I round up from DOI/PubMed ID counts on https://tools.wmflabs.org/scholia/

Egon

On Sat, Dec 15, 2018 at 3:03 PM Fabrizio Carrai <fabrizio.car...@gmail.com>
wrote:

> Excellent, I did some tests and with some cycles I already identified and
> classified several articles.
> I will have a look at your script in the  next days but I already have a
> question: the number of iterations is based on the total number of
> articles, how do you know that ?
>
> ---
> Fabrizio
>
> Il giorno sab 15 dic 2018 alle ore 10:18 Egon Willighagen <
> egon.willigha...@gmail.com> ha scritto:
>
>>
>> The approach I use is the following, see this (Bioclipse/Groovy) script:
>> https://gist.github.com/egonw/ca4c348b9a2d1116efcdb55fa85dd158
>>
>> It takes advantage of a combination Blazegraph SPARQL trick and breaking
>> up thing in batches of a certain size:
>>
>> SELECT ?art ?artLabel
>> WITH {
>> SELECT ?art WHERE {
>> ?art wdt:P31 wd:Q13442814
>> } LIMIT $batchSize OFFSET $offset
>> } AS %RESULTS {
>> INCLUDE %RESULTS
>> ?art wdt:P1476 ?artLabel .
>> MINUS { ?art wdt:P921 wd:$conceptQ }
>> FILTER (contains(lcase(str(?artLabel)), "$concept"))
>> }
>> where "$concept" is my search word in the title, and $batchSize and
>> $offset take care of the batching by the script.
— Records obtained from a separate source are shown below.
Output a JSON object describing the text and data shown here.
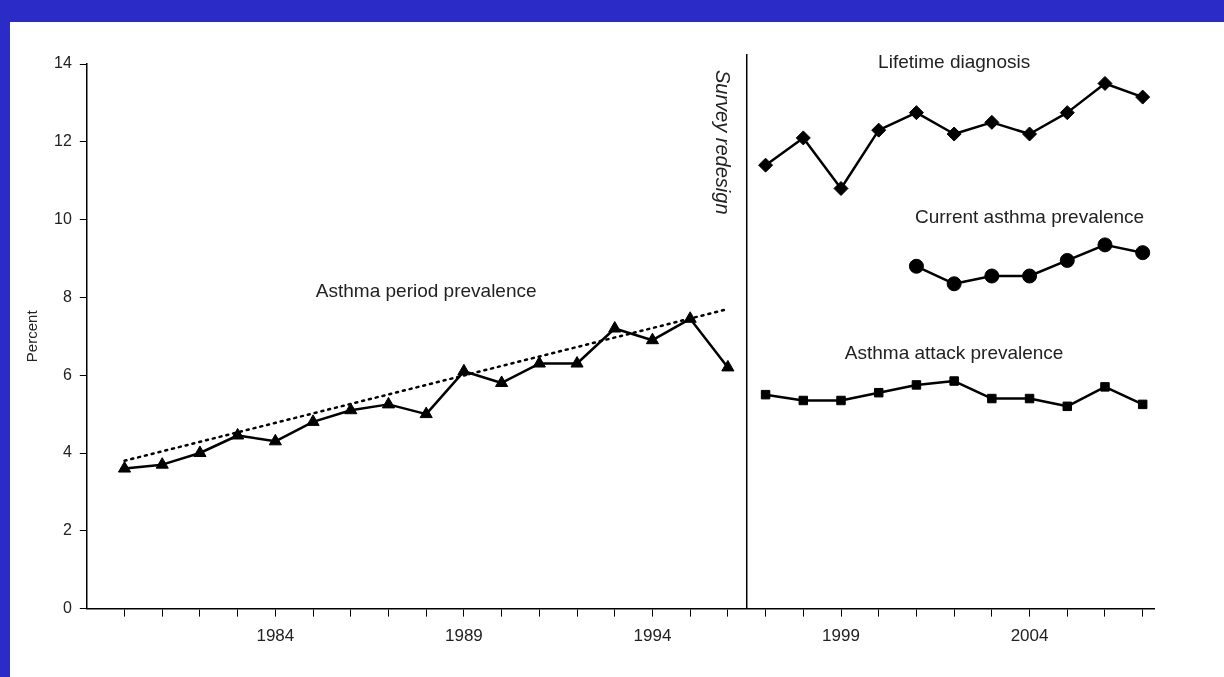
{
  "chart_data": {
    "type": "line",
    "ylabel": "Percent",
    "xlim": [
      1979,
      2007.3
    ],
    "xticks": [
      {
        "value": 1980,
        "label": null
      },
      {
        "value": 1981,
        "label": null
      },
      {
        "value": 1982,
        "label": null
      },
      {
        "value": 1983,
        "label": null
      },
      1984,
      {
        "value": 1985,
        "label": null
      },
      {
        "value": 1986,
        "label": null
      },
      {
        "value": 1987,
        "label": null
      },
      {
        "value": 1988,
        "label": null
      },
      1989,
      {
        "value": 1990,
        "label": null
      },
      {
        "value": 1991,
        "label": null
      },
      {
        "value": 1992,
        "label": null
      },
      {
        "value": 1993,
        "label": null
      },
      1994,
      {
        "value": 1995,
        "label": null
      },
      {
        "value": 1996,
        "label": null
      },
      {
        "value": 1997,
        "label": null
      },
      {
        "value": 1998,
        "label": null
      },
      1999,
      {
        "value": 2000,
        "label": null
      },
      {
        "value": 2001,
        "label": null
      },
      {
        "value": 2002,
        "label": null
      },
      {
        "value": 2003,
        "label": null
      },
      2004,
      {
        "value": 2005,
        "label": null
      },
      {
        "value": 2006,
        "label": null
      },
      {
        "value": 2007,
        "label": null
      }
    ],
    "ylim": [
      0,
      14
    ],
    "yticks": [
      0,
      2,
      4,
      6,
      8,
      10,
      12,
      14
    ],
    "grid": false,
    "ref_lines": [
      {
        "axis": "x",
        "value": 1996.5,
        "label": "Survey redesign",
        "color": "#000000"
      }
    ],
    "series": [
      {
        "name": "Asthma period prevalence",
        "color": "#000000",
        "marker": "triangle",
        "x": [
          1980,
          1981,
          1982,
          1983,
          1984,
          1985,
          1986,
          1987,
          1988,
          1989,
          1990,
          1991,
          1992,
          1993,
          1994,
          1995,
          1996
        ],
        "values": [
          3.6,
          3.7,
          4.0,
          4.45,
          4.3,
          4.8,
          5.1,
          5.25,
          5.0,
          6.1,
          5.8,
          6.3,
          6.3,
          7.2,
          6.9,
          7.45,
          6.2
        ]
      },
      {
        "type": "line",
        "color": "#000000",
        "marker": "none",
        "line_style": "dotted",
        "x": [
          1980,
          1996
        ],
        "values": [
          3.8,
          7.7
        ]
      },
      {
        "name": "Lifetime diagnosis",
        "color": "#000000",
        "marker": "diamond",
        "x": [
          1997,
          1998,
          1999,
          2000,
          2001,
          2002,
          2003,
          2004,
          2005,
          2006,
          2007
        ],
        "values": [
          11.4,
          12.1,
          10.8,
          12.3,
          12.75,
          12.2,
          12.5,
          12.2,
          12.75,
          13.5,
          13.15
        ]
      },
      {
        "name": "Current asthma prevalence",
        "color": "#000000",
        "marker": "circle",
        "x": [
          2001,
          2002,
          2003,
          2004,
          2005,
          2006,
          2007
        ],
        "values": [
          8.8,
          8.35,
          8.55,
          8.55,
          8.95,
          9.35,
          9.15
        ]
      },
      {
        "name": "Asthma attack prevalence",
        "color": "#000000",
        "marker": "square",
        "x": [
          1997,
          1998,
          1999,
          2000,
          2001,
          2002,
          2003,
          2004,
          2005,
          2006,
          2007
        ],
        "values": [
          5.5,
          5.35,
          5.35,
          5.55,
          5.75,
          5.85,
          5.4,
          5.4,
          5.2,
          5.7,
          5.25
        ]
      }
    ]
  }
}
This script creates
>> QuickStatements.
>>
>> Mind you, I manually check the created statements, because in my domain
>> (biochem) a simple search results of false positives, hence the "blacklist"
>> in the script :)
>>
>> Egon
>>
>>
>>
>>
>>
>>
>>
>>
>>
>>
>> On Sat, Dec 15, 2018 at 10:13 AM Fabrizio Carrai <
>> fabrizio.car...@gmail.com> wrote:
>>
>>> Thanks Matthias,
>>> that's a pity. Your suggestion relies on the effective characterization
>>> of the item that,  at this writing time, is pretty poor for my interest.
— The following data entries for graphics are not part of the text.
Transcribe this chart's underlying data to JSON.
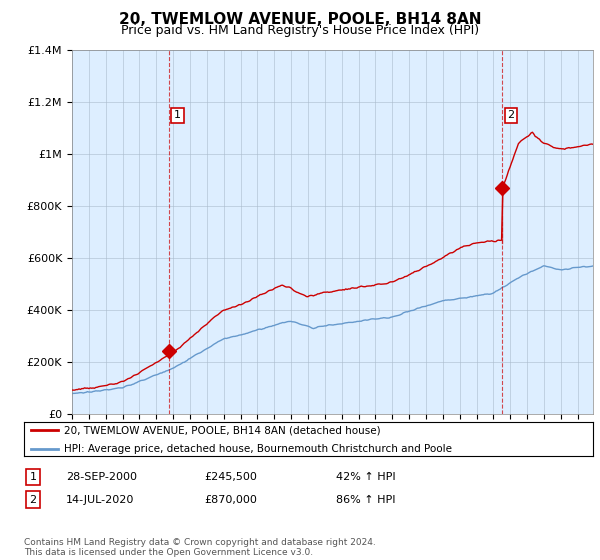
{
  "title": "20, TWEMLOW AVENUE, POOLE, BH14 8AN",
  "subtitle": "Price paid vs. HM Land Registry's House Price Index (HPI)",
  "title_fontsize": 11,
  "subtitle_fontsize": 9,
  "ylim": [
    0,
    1400000
  ],
  "yticks": [
    0,
    200000,
    400000,
    600000,
    800000,
    1000000,
    1200000,
    1400000
  ],
  "ytick_labels": [
    "£0",
    "£200K",
    "£400K",
    "£600K",
    "£800K",
    "£1M",
    "£1.2M",
    "£1.4M"
  ],
  "hpi_color": "#6699cc",
  "price_color": "#cc0000",
  "sale1_year": 2000.75,
  "sale1_price": 245500,
  "sale2_year": 2020.54,
  "sale2_price": 870000,
  "chart_bg_color": "#ddeeff",
  "legend_line1": "20, TWEMLOW AVENUE, POOLE, BH14 8AN (detached house)",
  "legend_line2": "HPI: Average price, detached house, Bournemouth Christchurch and Poole",
  "note1_label": "1",
  "note1_date": "28-SEP-2000",
  "note1_price": "£245,500",
  "note1_hpi": "42% ↑ HPI",
  "note2_label": "2",
  "note2_date": "14-JUL-2020",
  "note2_price": "£870,000",
  "note2_hpi": "86% ↑ HPI",
  "footnote": "Contains HM Land Registry data © Crown copyright and database right 2024.\nThis data is licensed under the Open Government Licence v3.0.",
  "background_color": "#ffffff",
  "grid_color": "#aabbcc"
}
>>> Could it be an idea to download all the "scholary articles", locally
>>> select  for the keyword of interest (e.g. "microgravity") and set the
>>> property P921 for all of them ? Quickstatements may be helpful for the last
>>> step, any suggestions for other tools ?
>>>
>>> Thanks
>>> Fabrizio
>>>
>>> Il giorno ven 14 dic 2018 alle ore 22:16 Matthias Erfurth <
>>> erfu...@gmx.de> ha scritto:
>>>
>>>> Hi Fabrizio,
>>>> unfortunately you can't fulltext search all the scholarly articles
>>>> <https://www.wikidata.org/wiki/Q13442814> , you should better work
>>>> with indexed properties, so
>>>> you can query for other articles with microgravity as main subject ...
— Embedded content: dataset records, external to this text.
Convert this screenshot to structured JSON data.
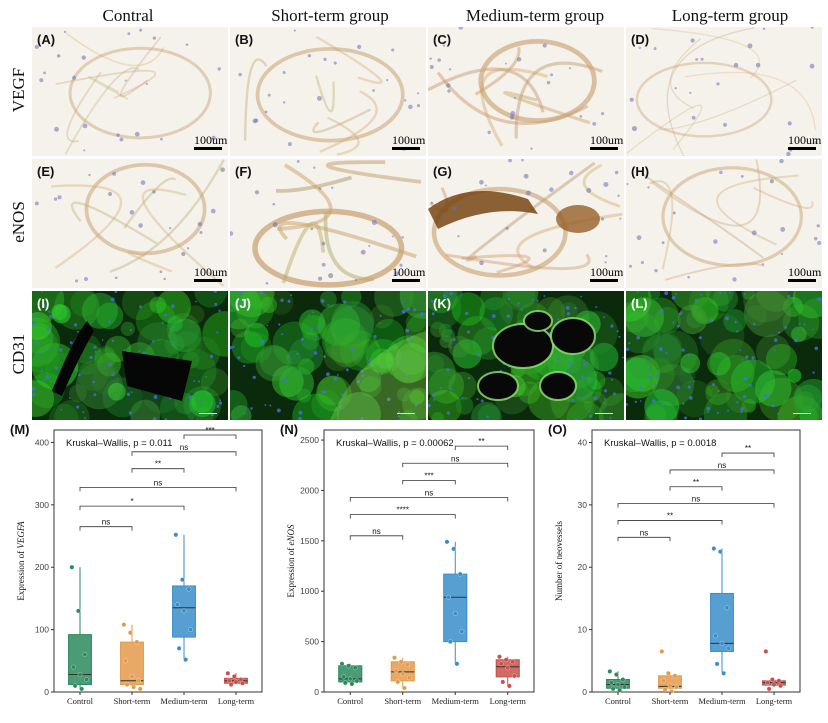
{
  "columns": [
    "Contral",
    "Short-term group",
    "Medium-term group",
    "Long-term group"
  ],
  "rows": [
    "VEGF",
    "eNOS",
    "CD31"
  ],
  "panel_letters": [
    "(A)",
    "(B)",
    "(C)",
    "(D)",
    "(E)",
    "(F)",
    "(G)",
    "(H)",
    "(I)",
    "(J)",
    "(K)",
    "(L)"
  ],
  "scale_text": "100um",
  "colors": {
    "control": "#2a8a5e",
    "short": "#e39a4a",
    "medium": "#3a8ec8",
    "long": "#c8504a",
    "ihc_bg": "#f5f2ec",
    "if_bg": "#0b2a0c"
  },
  "chart_data": [
    {
      "type": "box",
      "panel": "(M)",
      "test_label": "Kruskal–Wallis, p = 0.011",
      "ylabel_prefix": "Expression of ",
      "ylabel_italic": "VEGFA",
      "xlabel": "",
      "ylim": [
        0,
        420
      ],
      "yticks": [
        0,
        100,
        200,
        300,
        400
      ],
      "categories": [
        "Control",
        "Short-term",
        "Medium-term",
        "Long-term"
      ],
      "series": [
        {
          "category": "Control",
          "min": 5,
          "q1": 12,
          "median": 28,
          "q3": 92,
          "max": 200,
          "points": [
            200,
            130,
            60,
            40,
            28,
            20,
            10,
            5
          ]
        },
        {
          "category": "Short-term",
          "min": 5,
          "q1": 12,
          "median": 18,
          "q3": 80,
          "max": 108,
          "points": [
            108,
            95,
            80,
            50,
            25,
            18,
            12,
            8,
            5
          ]
        },
        {
          "category": "Medium-term",
          "min": 52,
          "q1": 88,
          "median": 135,
          "q3": 170,
          "max": 252,
          "points": [
            252,
            180,
            165,
            140,
            130,
            100,
            70,
            52
          ]
        },
        {
          "category": "Long-term",
          "min": 12,
          "q1": 14,
          "median": 18,
          "q3": 22,
          "max": 30,
          "points": [
            30,
            25,
            20,
            18,
            16,
            14,
            12
          ]
        }
      ],
      "comparisons": [
        {
          "from": 0,
          "to": 1,
          "y": 265,
          "label": "ns"
        },
        {
          "from": 0,
          "to": 2,
          "y": 298,
          "label": "*"
        },
        {
          "from": 0,
          "to": 3,
          "y": 328,
          "label": "ns"
        },
        {
          "from": 1,
          "to": 2,
          "y": 358,
          "label": "**"
        },
        {
          "from": 1,
          "to": 3,
          "y": 385,
          "label": "ns"
        },
        {
          "from": 2,
          "to": 3,
          "y": 412,
          "label": "***"
        }
      ]
    },
    {
      "type": "box",
      "panel": "(N)",
      "test_label": "Kruskal–Wallis, p = 0.00062",
      "ylabel_prefix": "Expression of ",
      "ylabel_italic": "eNOS",
      "xlabel": "",
      "ylim": [
        0,
        2600
      ],
      "yticks": [
        0,
        500,
        1000,
        1500,
        2000,
        2500
      ],
      "categories": [
        "Control",
        "Short-term",
        "Medium-term",
        "Long-term"
      ],
      "series": [
        {
          "category": "Control",
          "min": 80,
          "q1": 100,
          "median": 130,
          "q3": 260,
          "max": 280,
          "points": [
            280,
            260,
            240,
            150,
            130,
            110,
            90,
            80
          ]
        },
        {
          "category": "Short-term",
          "min": 40,
          "q1": 110,
          "median": 200,
          "q3": 300,
          "max": 340,
          "points": [
            340,
            300,
            270,
            210,
            180,
            140,
            100,
            40
          ]
        },
        {
          "category": "Medium-term",
          "min": 280,
          "q1": 500,
          "median": 940,
          "q3": 1170,
          "max": 1490,
          "points": [
            1490,
            1420,
            1170,
            940,
            780,
            600,
            500,
            280
          ]
        },
        {
          "category": "Long-term",
          "min": 60,
          "q1": 150,
          "median": 250,
          "q3": 320,
          "max": 350,
          "points": [
            350,
            320,
            300,
            280,
            240,
            160,
            100,
            60
          ]
        }
      ],
      "comparisons": [
        {
          "from": 0,
          "to": 1,
          "y": 1550,
          "label": "ns"
        },
        {
          "from": 0,
          "to": 2,
          "y": 1760,
          "label": "****"
        },
        {
          "from": 0,
          "to": 3,
          "y": 1930,
          "label": "ns"
        },
        {
          "from": 1,
          "to": 2,
          "y": 2100,
          "label": "***"
        },
        {
          "from": 1,
          "to": 3,
          "y": 2270,
          "label": "ns"
        },
        {
          "from": 2,
          "to": 3,
          "y": 2440,
          "label": "**"
        }
      ]
    },
    {
      "type": "box",
      "panel": "(O)",
      "test_label": "Kruskal–Wallis, p = 0.0018",
      "ylabel_prefix": "Number of neovessels",
      "ylabel_italic": "",
      "xlabel": "",
      "ylim": [
        0,
        42
      ],
      "yticks": [
        0,
        10,
        20,
        30,
        40
      ],
      "categories": [
        "Control",
        "Short-term",
        "Medium-term",
        "Long-term"
      ],
      "series": [
        {
          "category": "Control",
          "min": 0.3,
          "q1": 0.6,
          "median": 1.2,
          "q3": 2.0,
          "max": 3.3,
          "points": [
            3.3,
            2.8,
            2.0,
            1.5,
            1.2,
            0.8,
            0.5,
            0.3
          ]
        },
        {
          "category": "Short-term",
          "min": 0.1,
          "q1": 0.6,
          "median": 0.9,
          "q3": 2.6,
          "max": 3.0,
          "points": [
            6.5,
            3.0,
            2.6,
            1.8,
            1.0,
            0.8,
            0.4,
            0.1
          ]
        },
        {
          "category": "Medium-term",
          "min": 3.0,
          "q1": 6.5,
          "median": 7.8,
          "q3": 15.8,
          "max": 23.0,
          "points": [
            23.0,
            22.5,
            13.5,
            9.0,
            7.8,
            7.0,
            4.5,
            3.0
          ]
        },
        {
          "category": "Long-term",
          "min": 0.9,
          "q1": 1.1,
          "median": 1.5,
          "q3": 1.8,
          "max": 2.0,
          "points": [
            6.5,
            2.0,
            1.8,
            1.5,
            1.2,
            1.0,
            0.5
          ]
        }
      ],
      "comparisons": [
        {
          "from": 0,
          "to": 1,
          "y": 24.8,
          "label": "ns"
        },
        {
          "from": 0,
          "to": 2,
          "y": 27.5,
          "label": "**"
        },
        {
          "from": 0,
          "to": 3,
          "y": 30.2,
          "label": "ns"
        },
        {
          "from": 1,
          "to": 2,
          "y": 32.9,
          "label": "**"
        },
        {
          "from": 1,
          "to": 3,
          "y": 35.6,
          "label": "ns"
        },
        {
          "from": 2,
          "to": 3,
          "y": 38.3,
          "label": "**"
        }
      ]
    }
  ]
}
>>>> With the ajax based wikidata search
>>>>
>>>> SELECT ?item
>>>> WHERE {
>>>>     ?item wdt:P31 wd:Q13442814;
>>>>           wdt:P921 wd:Q48655.
>>>> }
>>>>
>>>> Best regards,
>>>>
>>>> ciao matthias
>>>>
>>>>
>>>> *Gesendet:* Freitag, 14. Dezember 2018 um 18:55 Uhr
>>>> *Von:* "Fabrizio Carrai" <fabrizio.car...@gmail.com>
>>>> *An:* "Discussion list for the Wikidata project" <
>>>> wikidata@lists.wikimedia.org>
>>>> *Betreff:* Re: [Wikidata] Query on scholarly article fails
>>>> Thanks again to Ettore, but I immediately found another timeout problem
>>>> when I just added a FILTER to find all the articles with the word "biokis"
>>>> in the title
>>>>
>>>> SELECT ?istanza_di ?instanza_diLabel WHERE {
>>>>   ?istanza_di wdt:P31 wd:Q13442814.
>>>>   ?istanza_di rdfs:label ?instanza_diLabel.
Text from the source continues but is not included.